When people read your autobiography, they’ll realize you’ve incorporated many intimately personal experiences from your own life into your movies and shows. How did you manage to integrate such specific elements unique to you without overshadowing the characters’ individual identities?
Do it the way you want to do it going in. But, understand the way you want to do it is open to change every minute you’re at work. There is always a possibility of something additional that would make the story better, or something you need to lose to make it better. Be listening throughout the process, watch your actors work and be open to input. So often I was utterly knocked out by the quality of their performances. Things never reached a point that I or somebody else couldn’t say, “What if…?” because even a little change in a performance or a line could make it just that much better.
You were one of the first sitcom writers to put social issues into the spotlight using a medium that had previously served only to entertain. Did you go into each episode with a socially relevant statement in mind, or was this just your way of entertaining?

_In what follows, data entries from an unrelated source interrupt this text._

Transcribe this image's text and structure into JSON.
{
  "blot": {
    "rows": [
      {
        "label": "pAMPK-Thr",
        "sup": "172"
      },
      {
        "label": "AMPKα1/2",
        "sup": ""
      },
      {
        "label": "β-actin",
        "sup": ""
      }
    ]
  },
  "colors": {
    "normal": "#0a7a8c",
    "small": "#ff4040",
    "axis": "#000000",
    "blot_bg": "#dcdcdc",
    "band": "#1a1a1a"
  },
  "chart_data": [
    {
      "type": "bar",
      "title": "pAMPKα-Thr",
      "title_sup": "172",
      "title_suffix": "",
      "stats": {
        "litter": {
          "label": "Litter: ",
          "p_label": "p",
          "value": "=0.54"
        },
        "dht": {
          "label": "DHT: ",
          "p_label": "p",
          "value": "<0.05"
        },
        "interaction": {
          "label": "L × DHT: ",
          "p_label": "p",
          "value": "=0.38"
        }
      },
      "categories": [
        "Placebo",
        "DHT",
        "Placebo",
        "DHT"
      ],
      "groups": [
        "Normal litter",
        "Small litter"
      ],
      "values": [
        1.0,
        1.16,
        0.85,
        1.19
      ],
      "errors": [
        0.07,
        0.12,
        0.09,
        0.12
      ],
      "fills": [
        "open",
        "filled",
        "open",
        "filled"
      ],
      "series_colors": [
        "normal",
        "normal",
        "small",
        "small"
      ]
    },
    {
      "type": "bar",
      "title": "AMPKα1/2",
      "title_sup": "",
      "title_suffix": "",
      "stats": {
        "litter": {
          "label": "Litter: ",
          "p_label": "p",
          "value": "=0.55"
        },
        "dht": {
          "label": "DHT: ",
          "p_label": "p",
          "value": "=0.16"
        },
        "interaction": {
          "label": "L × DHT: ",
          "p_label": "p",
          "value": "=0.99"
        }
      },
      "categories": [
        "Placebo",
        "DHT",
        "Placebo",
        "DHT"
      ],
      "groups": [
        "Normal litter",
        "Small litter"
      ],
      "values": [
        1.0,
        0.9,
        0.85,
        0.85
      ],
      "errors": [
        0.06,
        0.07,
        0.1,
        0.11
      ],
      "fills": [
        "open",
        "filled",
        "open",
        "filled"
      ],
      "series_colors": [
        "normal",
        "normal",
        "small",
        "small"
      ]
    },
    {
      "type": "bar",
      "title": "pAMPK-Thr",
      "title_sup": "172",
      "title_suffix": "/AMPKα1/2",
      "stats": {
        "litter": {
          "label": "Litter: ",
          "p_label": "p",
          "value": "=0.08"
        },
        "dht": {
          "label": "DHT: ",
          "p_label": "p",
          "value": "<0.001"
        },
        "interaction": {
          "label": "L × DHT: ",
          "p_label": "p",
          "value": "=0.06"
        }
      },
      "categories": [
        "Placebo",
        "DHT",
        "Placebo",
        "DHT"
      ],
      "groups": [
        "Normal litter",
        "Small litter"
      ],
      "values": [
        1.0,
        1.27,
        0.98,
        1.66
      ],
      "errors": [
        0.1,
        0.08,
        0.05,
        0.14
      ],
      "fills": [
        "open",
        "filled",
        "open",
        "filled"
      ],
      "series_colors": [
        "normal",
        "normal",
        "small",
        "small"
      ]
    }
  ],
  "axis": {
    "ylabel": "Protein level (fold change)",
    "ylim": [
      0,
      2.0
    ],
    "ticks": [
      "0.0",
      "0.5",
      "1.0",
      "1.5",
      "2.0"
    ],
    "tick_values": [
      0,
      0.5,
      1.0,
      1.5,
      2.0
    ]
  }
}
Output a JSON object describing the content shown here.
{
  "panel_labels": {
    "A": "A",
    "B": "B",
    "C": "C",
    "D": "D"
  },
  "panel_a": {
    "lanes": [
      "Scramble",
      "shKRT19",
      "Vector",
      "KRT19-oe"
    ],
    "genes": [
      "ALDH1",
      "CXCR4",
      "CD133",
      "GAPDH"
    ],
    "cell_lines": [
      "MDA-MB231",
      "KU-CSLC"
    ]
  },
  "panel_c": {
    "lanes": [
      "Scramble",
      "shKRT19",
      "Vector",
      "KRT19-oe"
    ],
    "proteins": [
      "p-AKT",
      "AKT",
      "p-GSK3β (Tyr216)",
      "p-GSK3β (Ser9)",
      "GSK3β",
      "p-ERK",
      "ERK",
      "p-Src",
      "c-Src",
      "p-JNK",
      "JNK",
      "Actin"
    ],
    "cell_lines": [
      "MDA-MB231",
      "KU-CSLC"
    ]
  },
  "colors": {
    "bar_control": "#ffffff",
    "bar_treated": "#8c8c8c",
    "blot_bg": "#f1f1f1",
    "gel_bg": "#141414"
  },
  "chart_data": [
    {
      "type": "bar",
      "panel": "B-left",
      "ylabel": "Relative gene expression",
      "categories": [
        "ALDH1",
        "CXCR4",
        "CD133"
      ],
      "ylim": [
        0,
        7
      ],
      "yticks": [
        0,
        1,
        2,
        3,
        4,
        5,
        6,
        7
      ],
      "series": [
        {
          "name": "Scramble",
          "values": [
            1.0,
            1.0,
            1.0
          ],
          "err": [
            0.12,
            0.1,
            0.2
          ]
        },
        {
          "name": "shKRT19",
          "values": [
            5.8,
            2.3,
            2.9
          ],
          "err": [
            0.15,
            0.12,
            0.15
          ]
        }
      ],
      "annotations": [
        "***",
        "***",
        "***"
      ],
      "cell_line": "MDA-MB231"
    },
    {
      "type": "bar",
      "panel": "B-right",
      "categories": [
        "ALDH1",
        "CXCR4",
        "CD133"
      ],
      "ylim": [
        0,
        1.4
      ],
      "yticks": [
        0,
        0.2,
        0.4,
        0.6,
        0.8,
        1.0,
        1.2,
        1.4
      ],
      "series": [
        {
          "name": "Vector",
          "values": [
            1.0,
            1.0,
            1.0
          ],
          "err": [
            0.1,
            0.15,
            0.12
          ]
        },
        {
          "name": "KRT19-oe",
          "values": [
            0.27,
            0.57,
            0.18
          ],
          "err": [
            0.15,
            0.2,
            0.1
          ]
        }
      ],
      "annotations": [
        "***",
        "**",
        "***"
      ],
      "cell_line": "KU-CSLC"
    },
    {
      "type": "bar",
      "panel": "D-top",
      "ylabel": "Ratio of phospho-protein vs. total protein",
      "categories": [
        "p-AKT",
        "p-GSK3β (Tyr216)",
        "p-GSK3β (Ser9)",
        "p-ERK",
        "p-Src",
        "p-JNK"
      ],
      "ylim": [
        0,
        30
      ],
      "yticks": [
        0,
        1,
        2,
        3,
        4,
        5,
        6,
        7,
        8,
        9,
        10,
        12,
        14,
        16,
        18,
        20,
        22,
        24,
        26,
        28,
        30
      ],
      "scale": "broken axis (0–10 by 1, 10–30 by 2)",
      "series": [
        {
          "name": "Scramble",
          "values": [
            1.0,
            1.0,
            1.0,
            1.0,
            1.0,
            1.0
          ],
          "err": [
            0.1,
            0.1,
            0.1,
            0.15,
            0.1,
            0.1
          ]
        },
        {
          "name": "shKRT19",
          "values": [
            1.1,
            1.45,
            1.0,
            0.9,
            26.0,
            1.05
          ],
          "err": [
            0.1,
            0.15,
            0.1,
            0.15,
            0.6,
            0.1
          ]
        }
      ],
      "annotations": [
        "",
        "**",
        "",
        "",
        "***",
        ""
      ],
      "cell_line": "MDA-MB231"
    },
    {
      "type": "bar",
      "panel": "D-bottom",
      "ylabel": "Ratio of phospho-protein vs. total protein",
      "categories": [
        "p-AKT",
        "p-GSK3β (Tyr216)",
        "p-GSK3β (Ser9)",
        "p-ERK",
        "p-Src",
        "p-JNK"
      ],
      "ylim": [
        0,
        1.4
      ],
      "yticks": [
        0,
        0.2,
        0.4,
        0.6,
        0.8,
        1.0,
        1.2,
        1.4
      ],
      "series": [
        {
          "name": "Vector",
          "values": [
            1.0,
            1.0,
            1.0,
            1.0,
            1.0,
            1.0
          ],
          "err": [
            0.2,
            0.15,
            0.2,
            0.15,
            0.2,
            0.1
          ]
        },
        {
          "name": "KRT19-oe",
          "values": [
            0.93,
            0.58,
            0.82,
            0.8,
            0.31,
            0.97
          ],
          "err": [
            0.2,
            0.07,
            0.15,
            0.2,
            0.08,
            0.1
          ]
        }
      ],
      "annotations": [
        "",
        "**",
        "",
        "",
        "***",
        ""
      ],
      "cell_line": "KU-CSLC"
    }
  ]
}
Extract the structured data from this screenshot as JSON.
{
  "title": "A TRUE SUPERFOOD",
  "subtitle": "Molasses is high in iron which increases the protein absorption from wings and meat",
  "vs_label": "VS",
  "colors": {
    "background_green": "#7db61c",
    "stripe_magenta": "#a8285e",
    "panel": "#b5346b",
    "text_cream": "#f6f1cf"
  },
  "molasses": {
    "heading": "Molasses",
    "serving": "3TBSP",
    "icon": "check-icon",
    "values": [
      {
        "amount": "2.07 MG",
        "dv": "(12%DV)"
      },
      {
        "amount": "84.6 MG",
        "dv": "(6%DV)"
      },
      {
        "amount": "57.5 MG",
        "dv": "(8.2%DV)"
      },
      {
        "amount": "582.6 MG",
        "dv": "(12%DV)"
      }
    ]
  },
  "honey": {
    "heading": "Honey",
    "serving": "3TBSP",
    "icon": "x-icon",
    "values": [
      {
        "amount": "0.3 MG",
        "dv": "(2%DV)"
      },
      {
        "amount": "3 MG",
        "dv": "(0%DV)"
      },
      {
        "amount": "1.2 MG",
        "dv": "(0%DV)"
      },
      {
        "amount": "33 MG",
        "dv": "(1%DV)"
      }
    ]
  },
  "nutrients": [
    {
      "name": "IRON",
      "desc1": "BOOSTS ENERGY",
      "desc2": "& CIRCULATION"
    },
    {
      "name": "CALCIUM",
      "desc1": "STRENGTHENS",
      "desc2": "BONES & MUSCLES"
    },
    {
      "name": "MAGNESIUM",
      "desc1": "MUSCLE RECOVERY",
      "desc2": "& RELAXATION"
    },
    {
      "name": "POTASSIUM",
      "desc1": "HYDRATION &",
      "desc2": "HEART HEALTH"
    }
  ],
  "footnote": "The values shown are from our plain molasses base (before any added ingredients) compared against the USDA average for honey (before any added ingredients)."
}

I don’t think about having to make a statement; I just happen to be a serious individual who sees, or thinks he sees, where the pulse of the human condition exists. I gravitate to what has meaning for me. If I’m dealing with a family, “The roast is ruined and the boss is coming to dinner” isn’t as interesting to me as a problem the kids might be having in school that has to be dealt with. Or any one of the thousand difficult problems we’ve dealt with. If a show’s situation was not happening in your family, then it’s happening across the street, or up the street, or down it. We never dealt with anything that wasn’t happening in our lives or the lives of people we knew.
As someone who has wanted nothing as much or for as long than to be like you, what advice do you have for aspiring screenwriters?
Not having an idea at any given moment is not unreasonable. Every moment can’t be as productive as every other moment. But often the writer needs to have more belief in his or her own thinking. I encourage people to believe in what their gut is telling them. If you feel it’s right, fight to the end of your being to do it. But understand that whatever you’re fighting for could always be better.
*This interview has been edited for length and clarity.